A análise dos dados revela dois períodos de queda nas mortes causadas por intervenções policiais no Rio de Janeiro: o primeiro entre 2008 e 2013, e o segundo, a partir de 2020, oscilando até uma nova queda em 2023. De acordo com o estudo mais recente do Fórum Brasileiro de Segurança Pública, a primeira queda nas mortes por intervenções policiais no Rio de Janeiro está relacionada à introdução de programas de policiamento voltados para a gestão de conflitos, como as Unidades de Polícia Pacificadora (UPPs). A segunda redução significativa, registrada em 2019, está relacionada à Ação de Descumprimento de Preceito Fundamental (ADPF) nº 635, que tem como objetivo conter atos do poder público que violem ou ameacem direitos fundamentais. Esses direitos incluem o direito à vida, à dignidade, à segurança e à inviolabilidade do domicílio, além de garantir a igualdade e a prioridade na proteção de crianças e adolescentes como um dever do Estado.

O que é a ADPF 635?

A ADPF 635 desempenha um papel essencial ao reforçar a importância de mecanismos de controle, fiscalização e transparência na atuação policial. Trata-se de uma conquista significativa da mobilização de moradores e moradoras de favelas e de ativistas de direitos humanos, que há anos reivindicam políticas de segurança pública menos letais. Protocolada em 2019 pelo Partido Socialista Brasileiro (PSB) e por organizações da sociedade civil, o instrumento foi utilizado pelo Supremo para restringir operações policiais durante a pandemia da COVID-19, permitindo-as apenas em casos “absolutamente excepcionais” e exigindo a preservação de registros visuais em todas as intervenções.

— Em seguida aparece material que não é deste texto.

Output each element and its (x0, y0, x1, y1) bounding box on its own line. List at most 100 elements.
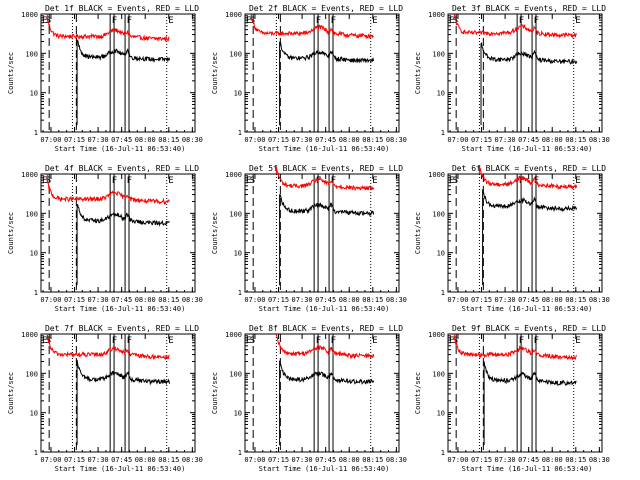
event-marker-label: F (331, 336, 336, 346)
x-tick-label: 07:15 (64, 136, 85, 144)
panel-title: Det 6f BLACK = Events, RED = LLD (452, 164, 606, 173)
event-marker-label: S (250, 176, 255, 186)
x-tick-label: 08:15 (362, 136, 383, 144)
x-tick-label: 08:15 (362, 296, 383, 304)
x-tick-label: 07:00 (40, 456, 61, 464)
x-tick-label: 07:45 (518, 136, 539, 144)
x-tick-label: 08:15 (158, 456, 179, 464)
y-tick-label: 1000 (21, 171, 38, 179)
event-marker-label: E (168, 176, 173, 186)
y-axis-label: Counts/sec (211, 212, 219, 254)
y-tick-label: 100 (229, 370, 242, 378)
x-tick-label: 08:15 (158, 296, 179, 304)
x-tick-label: 08:00 (339, 456, 360, 464)
x-tick-label: 08:00 (135, 296, 156, 304)
y-tick-label: 10 (30, 410, 38, 418)
series-events (76, 203, 170, 286)
series-events (279, 40, 375, 126)
y-axis-label: Counts/sec (7, 372, 15, 414)
x-tick-label: 07:30 (292, 136, 313, 144)
event-marker-label: F (534, 16, 539, 26)
y-tick-label: 10 (234, 250, 242, 258)
series-lld (453, 337, 577, 361)
x-tick-label: 07:45 (315, 456, 336, 464)
plot-frame (40, 173, 196, 293)
y-tick-label: 100 (432, 370, 445, 378)
x-tick-label: 07:15 (64, 296, 85, 304)
panel-title: Det 3f BLACK = Events, RED = LLD (452, 4, 606, 13)
x-tick-label: 08:30 (182, 136, 203, 144)
series-events (76, 39, 170, 126)
x-tick-label: 08:15 (362, 456, 383, 464)
y-axis-label: Counts/sec (414, 372, 422, 414)
plot-frame (447, 333, 603, 453)
series-lld (46, 17, 170, 43)
x-tick-label: 08:15 (565, 456, 586, 464)
event-marker-label: F (331, 176, 336, 186)
plot-frame (447, 13, 603, 133)
y-axis-label: Counts/sec (414, 212, 422, 254)
event-marker-label: F (519, 336, 524, 346)
event-marker-label: E (575, 336, 580, 346)
x-tick-label: 08:30 (182, 456, 203, 464)
panel-det-7f: Det 7f BLACK = Events, RED = LLD Counts/s… (7, 324, 203, 473)
y-tick-label: 1000 (428, 331, 445, 339)
y-tick-label: 100 (229, 50, 242, 58)
y-tick-label: 1000 (21, 11, 38, 19)
y-tick-label: 1 (441, 129, 445, 137)
plot-frame (40, 333, 196, 453)
y-tick-label: 1000 (225, 331, 242, 339)
x-tick-label: 07:45 (315, 136, 336, 144)
x-tick-label: 07:30 (495, 456, 516, 464)
x-tick-label: 08:00 (542, 136, 563, 144)
series-events (483, 361, 577, 446)
x-tick-label: 08:30 (589, 296, 610, 304)
panel-title: Det 2f BLACK = Events, RED = LLD (249, 4, 403, 13)
y-tick-label: 100 (229, 210, 242, 218)
event-marker-label: E (168, 16, 173, 26)
y-tick-label: 1000 (225, 171, 242, 179)
series-lld (46, 335, 170, 361)
x-axis-label: Start Time (16-Jul-11 06:53:40) (462, 305, 593, 313)
x-tick-label: 07:00 (40, 136, 61, 144)
event-marker-label: E (575, 176, 580, 186)
plot-frame (244, 13, 400, 133)
series-lld (275, 166, 375, 192)
event-marker-label: S (46, 16, 51, 26)
event-marker-label: F (534, 336, 539, 346)
y-tick-label: 10 (234, 410, 242, 418)
y-tick-label: 100 (25, 50, 38, 58)
event-marker-label: F (127, 16, 132, 26)
y-tick-label: 10 (30, 90, 38, 98)
x-tick-label: 08:30 (589, 456, 610, 464)
series-events (480, 42, 578, 126)
panel-det-4f: Det 4f BLACK = Events, RED = LLD Counts/s… (7, 164, 203, 313)
series-lld (453, 14, 577, 39)
event-marker-label: F (127, 176, 132, 186)
x-tick-label: 08:15 (158, 136, 179, 144)
event-marker-label: E (449, 336, 454, 346)
series-lld (275, 333, 375, 360)
y-tick-label: 100 (432, 50, 445, 58)
x-tick-label: 08:30 (386, 136, 407, 144)
y-tick-label: 1 (441, 289, 445, 297)
series-events (76, 359, 170, 446)
x-axis-label: Start Time (16-Jul-11 06:53:40) (55, 465, 186, 473)
x-tick-label: 07:30 (292, 296, 313, 304)
y-tick-label: 1000 (428, 11, 445, 19)
x-tick-label: 08:00 (542, 296, 563, 304)
event-marker-label: E (449, 176, 454, 186)
x-tick-label: 07:30 (88, 136, 109, 144)
event-marker-label: E (246, 176, 251, 186)
event-marker-label: F (112, 336, 117, 346)
event-marker-label: F (534, 176, 539, 186)
y-axis-label: Counts/sec (414, 52, 422, 94)
x-axis-label: Start Time (16-Jul-11 06:53:40) (259, 305, 390, 313)
event-marker-label: E (42, 16, 47, 26)
y-tick-label: 10 (437, 410, 445, 418)
plot-frame (244, 173, 400, 293)
x-tick-label: 08:30 (182, 296, 203, 304)
series-lld (478, 164, 578, 191)
y-tick-label: 1 (238, 289, 242, 297)
event-marker-label: F (127, 336, 132, 346)
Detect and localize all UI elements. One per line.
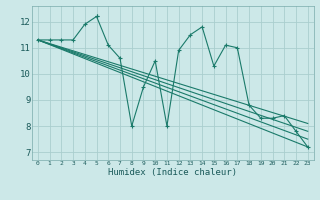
X-axis label: Humidex (Indice chaleur): Humidex (Indice chaleur) [108, 168, 237, 177]
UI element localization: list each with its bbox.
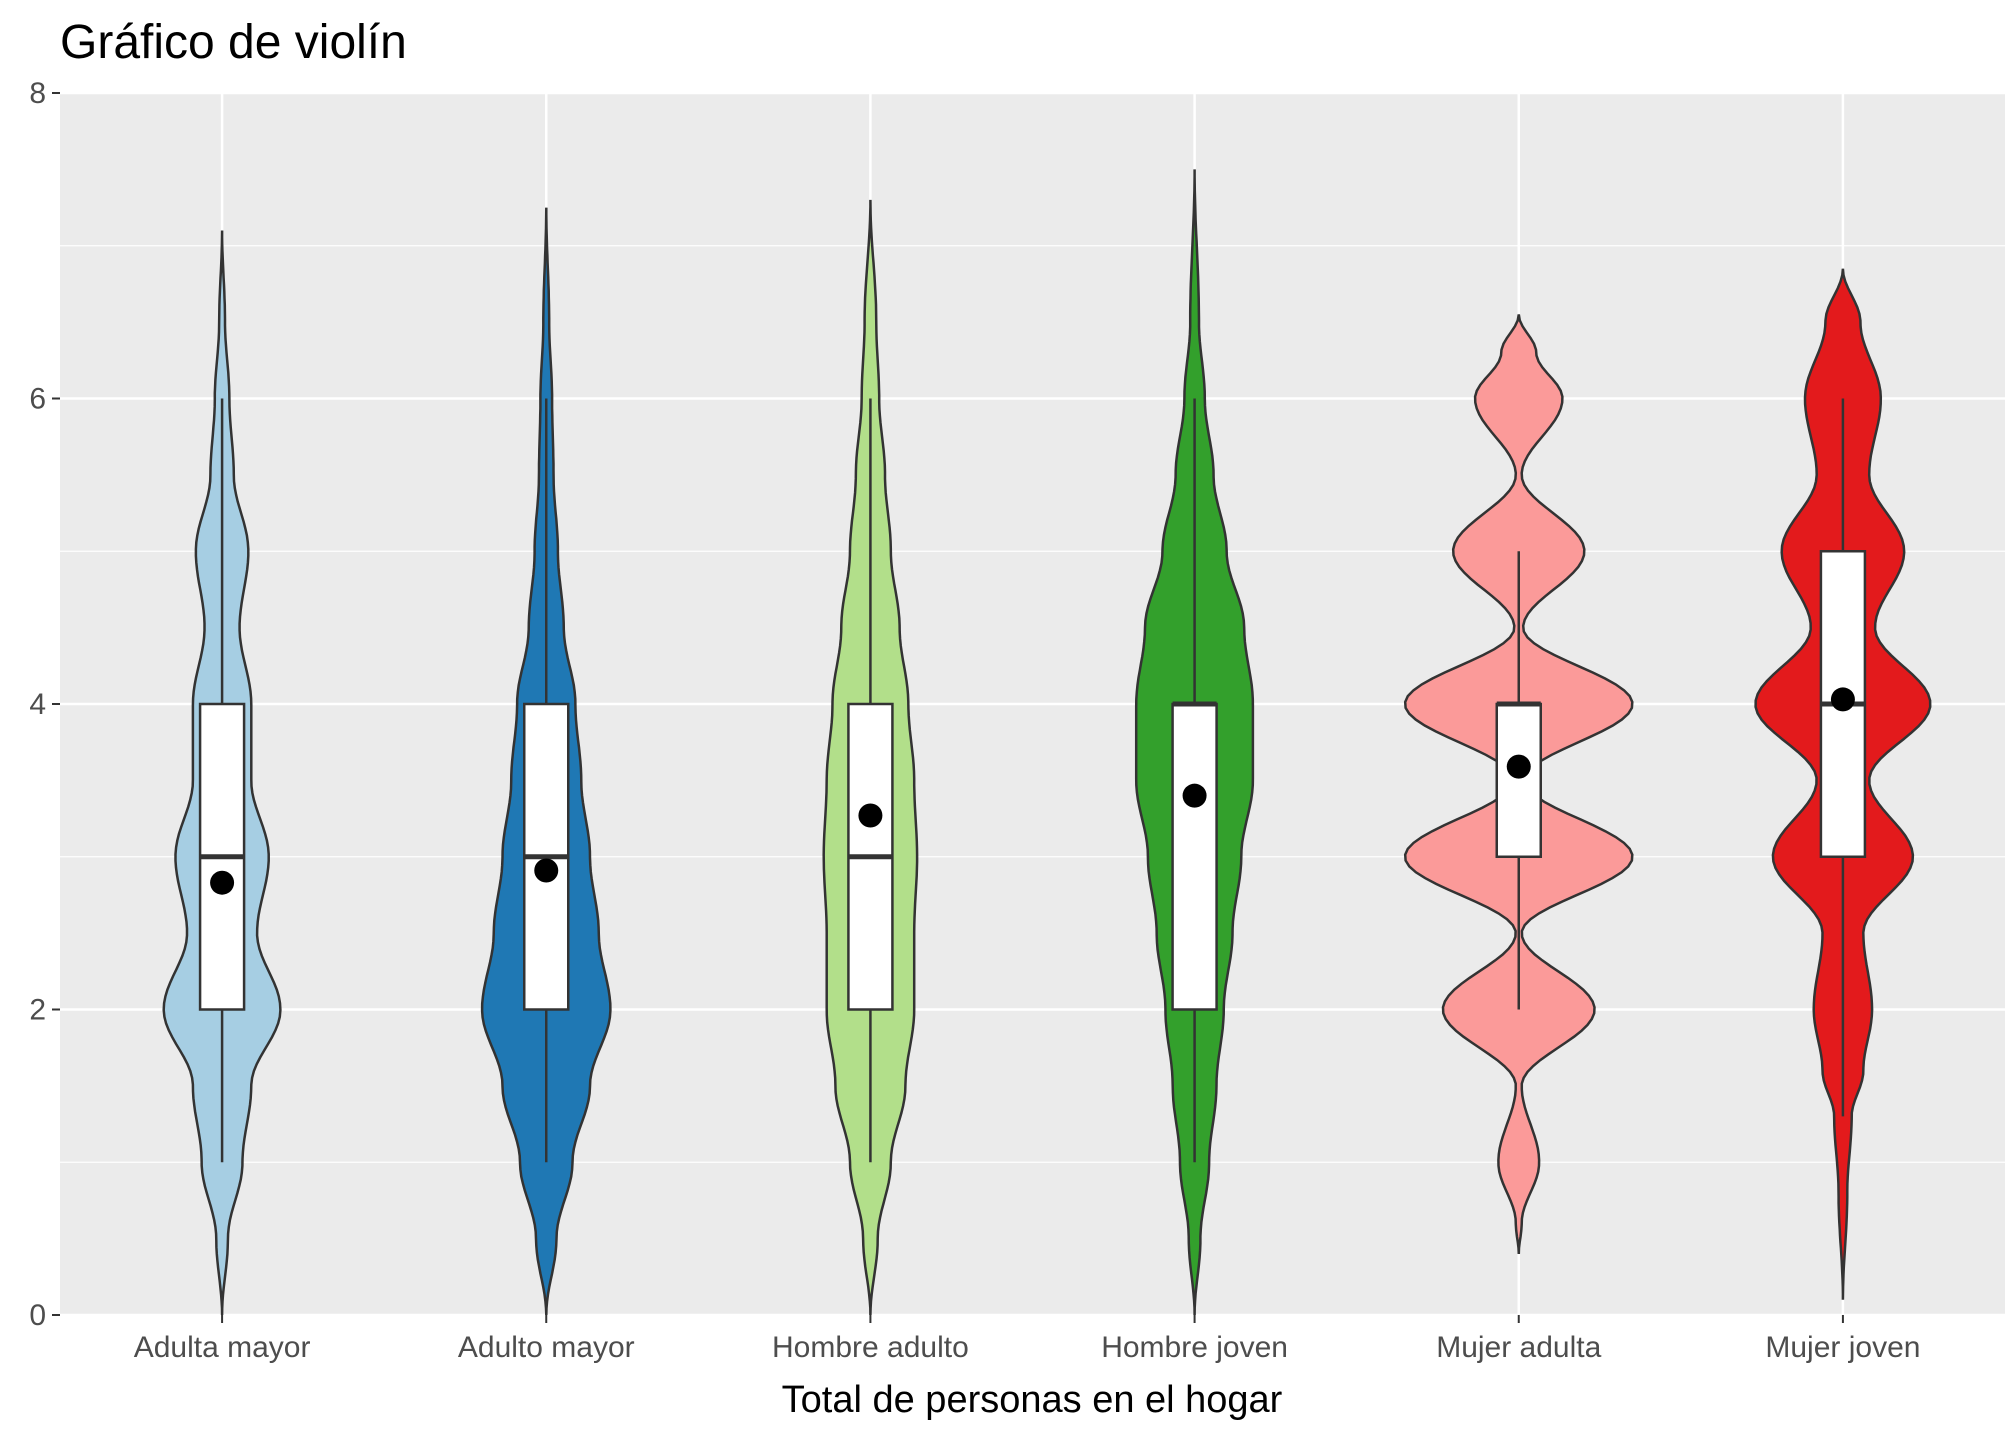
violin-group-adulto-mayor [480,207,612,1316]
x-axis: Adulta mayor Adulto mayor Hombre adulto Hom… [134,1315,1920,1364]
x-tick-label: Adulto mayor [458,1331,635,1364]
x-tick-label: Adulta mayor [134,1331,311,1364]
x-tick-label: Mujer joven [1765,1331,1920,1364]
violin-group-hombre-joven [1134,169,1255,1316]
mean-point [858,803,883,828]
y-tick-label: 0 [29,1299,46,1332]
y-tick-label: 4 [29,688,46,721]
y-tick-label: 6 [29,383,46,416]
violin-group-mujer-joven [1754,268,1932,1300]
mean-point [1506,754,1531,779]
y-axis: 0 2 4 6 8 [29,77,60,1332]
x-tick-label: Mujer adulta [1436,1331,1601,1364]
x-axis-title: Total de personas en el hogar [782,1379,1283,1421]
mean-point [210,870,235,895]
box-iqr [1495,702,1542,858]
box-iqr [1171,702,1218,1011]
violin-group-hombre-adulto [822,199,919,1316]
violin-group-adulta-mayor [162,230,282,1316]
violin-group-mujer-adulta [1403,314,1634,1254]
x-tick-label: Hombre joven [1101,1331,1288,1364]
mean-point [534,858,559,883]
y-tick-label: 8 [29,77,46,110]
mean-point [1830,687,1855,712]
y-tick-label: 2 [29,994,46,1027]
x-tick-label: Hombre adulto [772,1331,969,1364]
violins-layer [162,169,1932,1316]
chart-title: Gráfico de violín [60,16,407,69]
mean-point [1182,783,1207,808]
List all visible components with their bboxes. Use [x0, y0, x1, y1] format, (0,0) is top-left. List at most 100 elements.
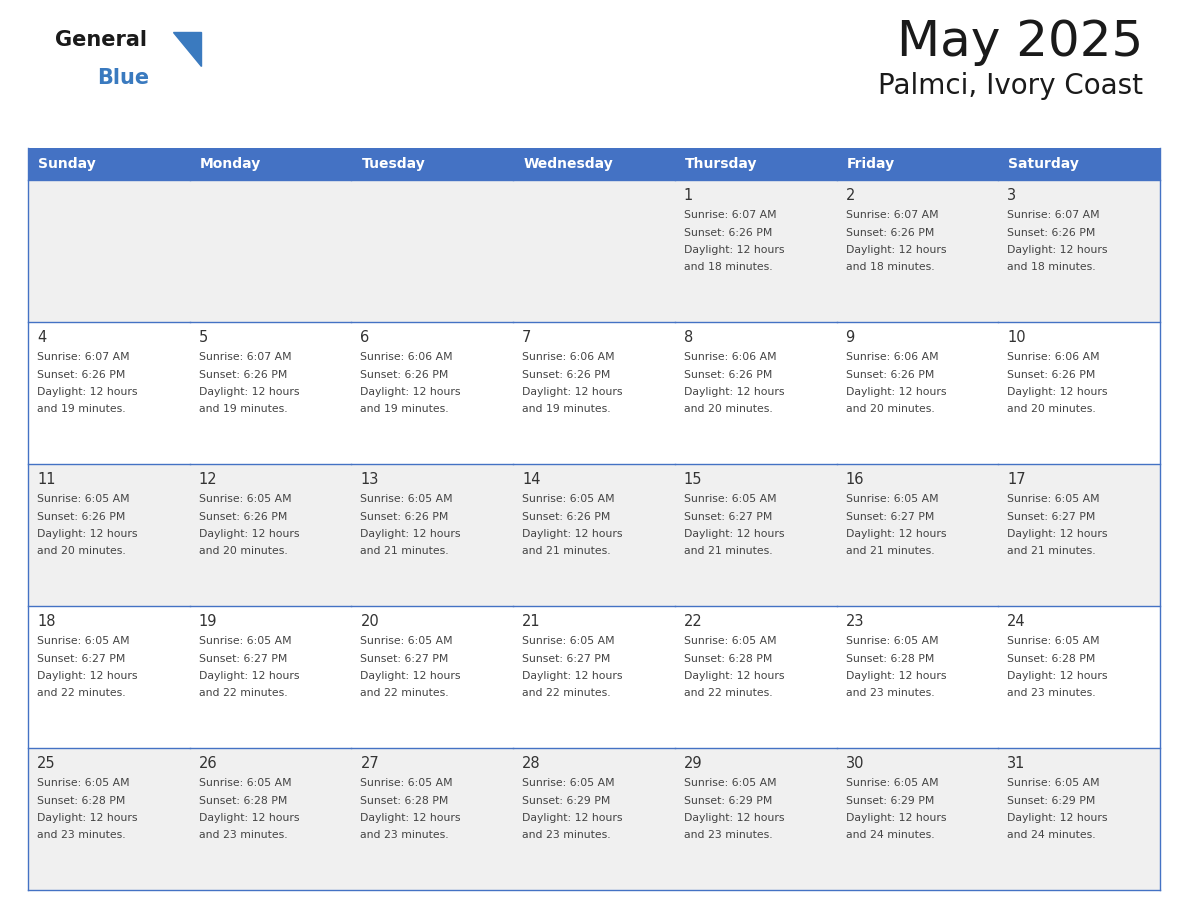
Text: Daylight: 12 hours: Daylight: 12 hours — [846, 245, 946, 255]
Text: May 2025: May 2025 — [897, 18, 1143, 66]
Text: Daylight: 12 hours: Daylight: 12 hours — [684, 813, 784, 823]
Text: and 21 minutes.: and 21 minutes. — [360, 546, 449, 556]
Text: and 19 minutes.: and 19 minutes. — [37, 405, 126, 415]
Text: 22: 22 — [684, 614, 702, 629]
Text: Daylight: 12 hours: Daylight: 12 hours — [198, 529, 299, 539]
Text: Sunday: Sunday — [38, 157, 96, 171]
Text: 4: 4 — [37, 330, 46, 345]
Bar — [29, 322, 190, 464]
Text: General: General — [55, 30, 147, 50]
Text: 13: 13 — [360, 472, 379, 487]
Text: 8: 8 — [684, 330, 693, 345]
Bar — [513, 322, 675, 464]
Bar — [352, 322, 513, 464]
Bar — [190, 180, 352, 322]
Text: Palmci, Ivory Coast: Palmci, Ivory Coast — [878, 72, 1143, 100]
Text: Daylight: 12 hours: Daylight: 12 hours — [523, 671, 623, 681]
Text: 29: 29 — [684, 756, 702, 771]
Text: 31: 31 — [1007, 756, 1025, 771]
Bar — [998, 322, 1159, 464]
Text: and 22 minutes.: and 22 minutes. — [523, 688, 611, 699]
Bar — [998, 180, 1159, 322]
Text: Sunset: 6:29 PM: Sunset: 6:29 PM — [523, 796, 611, 805]
Text: Daylight: 12 hours: Daylight: 12 hours — [523, 813, 623, 823]
Bar — [675, 322, 836, 464]
Text: Daylight: 12 hours: Daylight: 12 hours — [1007, 529, 1107, 539]
Text: Daylight: 12 hours: Daylight: 12 hours — [360, 813, 461, 823]
Bar — [190, 748, 352, 890]
Text: Sunrise: 6:05 AM: Sunrise: 6:05 AM — [37, 636, 129, 646]
Text: Daylight: 12 hours: Daylight: 12 hours — [1007, 671, 1107, 681]
Text: 16: 16 — [846, 472, 864, 487]
Text: Sunset: 6:29 PM: Sunset: 6:29 PM — [846, 796, 934, 805]
Text: 23: 23 — [846, 614, 864, 629]
Text: 19: 19 — [198, 614, 217, 629]
Text: 15: 15 — [684, 472, 702, 487]
Text: Sunset: 6:27 PM: Sunset: 6:27 PM — [684, 511, 772, 521]
Text: Sunrise: 6:05 AM: Sunrise: 6:05 AM — [684, 636, 777, 646]
Text: Sunset: 6:26 PM: Sunset: 6:26 PM — [37, 511, 126, 521]
Text: Sunrise: 6:05 AM: Sunrise: 6:05 AM — [1007, 778, 1100, 788]
Text: and 23 minutes.: and 23 minutes. — [360, 831, 449, 841]
Text: Sunrise: 6:07 AM: Sunrise: 6:07 AM — [37, 352, 129, 362]
Text: and 23 minutes.: and 23 minutes. — [37, 831, 126, 841]
Bar — [513, 606, 675, 748]
Bar — [513, 180, 675, 322]
Text: Sunrise: 6:06 AM: Sunrise: 6:06 AM — [1007, 352, 1100, 362]
Text: Sunset: 6:26 PM: Sunset: 6:26 PM — [198, 511, 287, 521]
Text: Sunset: 6:26 PM: Sunset: 6:26 PM — [523, 511, 611, 521]
Text: Sunset: 6:26 PM: Sunset: 6:26 PM — [1007, 370, 1095, 379]
Text: Daylight: 12 hours: Daylight: 12 hours — [37, 387, 138, 397]
Text: Wednesday: Wednesday — [523, 157, 613, 171]
Text: Sunset: 6:26 PM: Sunset: 6:26 PM — [523, 370, 611, 379]
Text: 14: 14 — [523, 472, 541, 487]
Text: Sunrise: 6:07 AM: Sunrise: 6:07 AM — [1007, 210, 1100, 220]
Text: Daylight: 12 hours: Daylight: 12 hours — [198, 387, 299, 397]
Text: and 22 minutes.: and 22 minutes. — [360, 688, 449, 699]
Text: and 18 minutes.: and 18 minutes. — [846, 263, 934, 273]
Text: Daylight: 12 hours: Daylight: 12 hours — [684, 529, 784, 539]
Text: 18: 18 — [37, 614, 56, 629]
Text: and 20 minutes.: and 20 minutes. — [684, 405, 772, 415]
Text: and 23 minutes.: and 23 minutes. — [523, 831, 611, 841]
Bar — [190, 606, 352, 748]
Text: Sunrise: 6:06 AM: Sunrise: 6:06 AM — [360, 352, 453, 362]
Text: Sunset: 6:27 PM: Sunset: 6:27 PM — [198, 654, 287, 664]
Bar — [352, 748, 513, 890]
Text: and 23 minutes.: and 23 minutes. — [846, 688, 934, 699]
Text: Sunrise: 6:05 AM: Sunrise: 6:05 AM — [198, 636, 291, 646]
Text: Sunrise: 6:05 AM: Sunrise: 6:05 AM — [37, 778, 129, 788]
Text: Daylight: 12 hours: Daylight: 12 hours — [523, 387, 623, 397]
Text: 21: 21 — [523, 614, 541, 629]
Text: 12: 12 — [198, 472, 217, 487]
Text: Sunrise: 6:05 AM: Sunrise: 6:05 AM — [523, 636, 614, 646]
Text: 11: 11 — [37, 472, 56, 487]
Text: 3: 3 — [1007, 188, 1017, 203]
Bar — [998, 748, 1159, 890]
Bar — [352, 148, 513, 180]
Bar — [998, 606, 1159, 748]
Text: Daylight: 12 hours: Daylight: 12 hours — [1007, 387, 1107, 397]
Text: Sunrise: 6:05 AM: Sunrise: 6:05 AM — [360, 778, 453, 788]
Text: and 22 minutes.: and 22 minutes. — [198, 688, 287, 699]
Text: 1: 1 — [684, 188, 693, 203]
Text: Daylight: 12 hours: Daylight: 12 hours — [684, 245, 784, 255]
Text: and 19 minutes.: and 19 minutes. — [360, 405, 449, 415]
Bar — [190, 464, 352, 606]
Text: and 20 minutes.: and 20 minutes. — [37, 546, 126, 556]
Text: Daylight: 12 hours: Daylight: 12 hours — [360, 529, 461, 539]
Text: Sunrise: 6:05 AM: Sunrise: 6:05 AM — [360, 636, 453, 646]
Text: Sunrise: 6:06 AM: Sunrise: 6:06 AM — [684, 352, 777, 362]
Text: Sunset: 6:26 PM: Sunset: 6:26 PM — [360, 511, 449, 521]
Text: 24: 24 — [1007, 614, 1026, 629]
Text: Sunset: 6:28 PM: Sunset: 6:28 PM — [684, 654, 772, 664]
Text: Sunset: 6:28 PM: Sunset: 6:28 PM — [846, 654, 934, 664]
Text: and 22 minutes.: and 22 minutes. — [684, 688, 772, 699]
Text: Saturday: Saturday — [1009, 157, 1079, 171]
Bar — [998, 464, 1159, 606]
Text: 9: 9 — [846, 330, 855, 345]
Text: 7: 7 — [523, 330, 531, 345]
Text: Sunset: 6:29 PM: Sunset: 6:29 PM — [684, 796, 772, 805]
Bar — [675, 606, 836, 748]
Text: Daylight: 12 hours: Daylight: 12 hours — [846, 671, 946, 681]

Diversos pedidos foram feitos na ação, sendo os principais: 

  • A formulação de um plano de redução da letalidade policial e de controle de violações de direitos humanos;
  • A vedação ao uso de helicópteros como plataformas de tiro ou instrumentos de terror;
  • A obrigatoriedade de que os órgãos do Poder Judiciário, ao expedir ordem de busca e apreensão, indiquem, de forma mais precisa possível, o local, o motivo e o objetivo, sendo que o cumprimento dos mandados deve se dar durante o dia;
  • A determinação para que haja ambulâncias e equipes de saúde nas operações policiais;
  • O reconhecimento de que a realização de operações em perímetros nos quais estejam localizadas escolas e creches deve ser excepcional;
  • A publicização de todos os protocolos de atuação policial;
  • A instalação de equipamentos de GPS e de sistemas de gravação de áudio e vídeo nas fardas dos agentes;
  • A compatibilização das perícias com parâmetros normativos;
  • O aprimoramento das investigações de possíveis crimes cometidos por policiais.

Algumas destas medidas ainda serão votadas.

Hoje, no dia 13 de novembro, o STF inicia o julgamento de mérito da ADPF das Favelas. Na ocasião, o plenário iniciará a leitura do relatório do caso, que apresenta o histórico da ação, seguida das sustentações orais das partes envolvidas. A data para a votação final será definida posteriormente.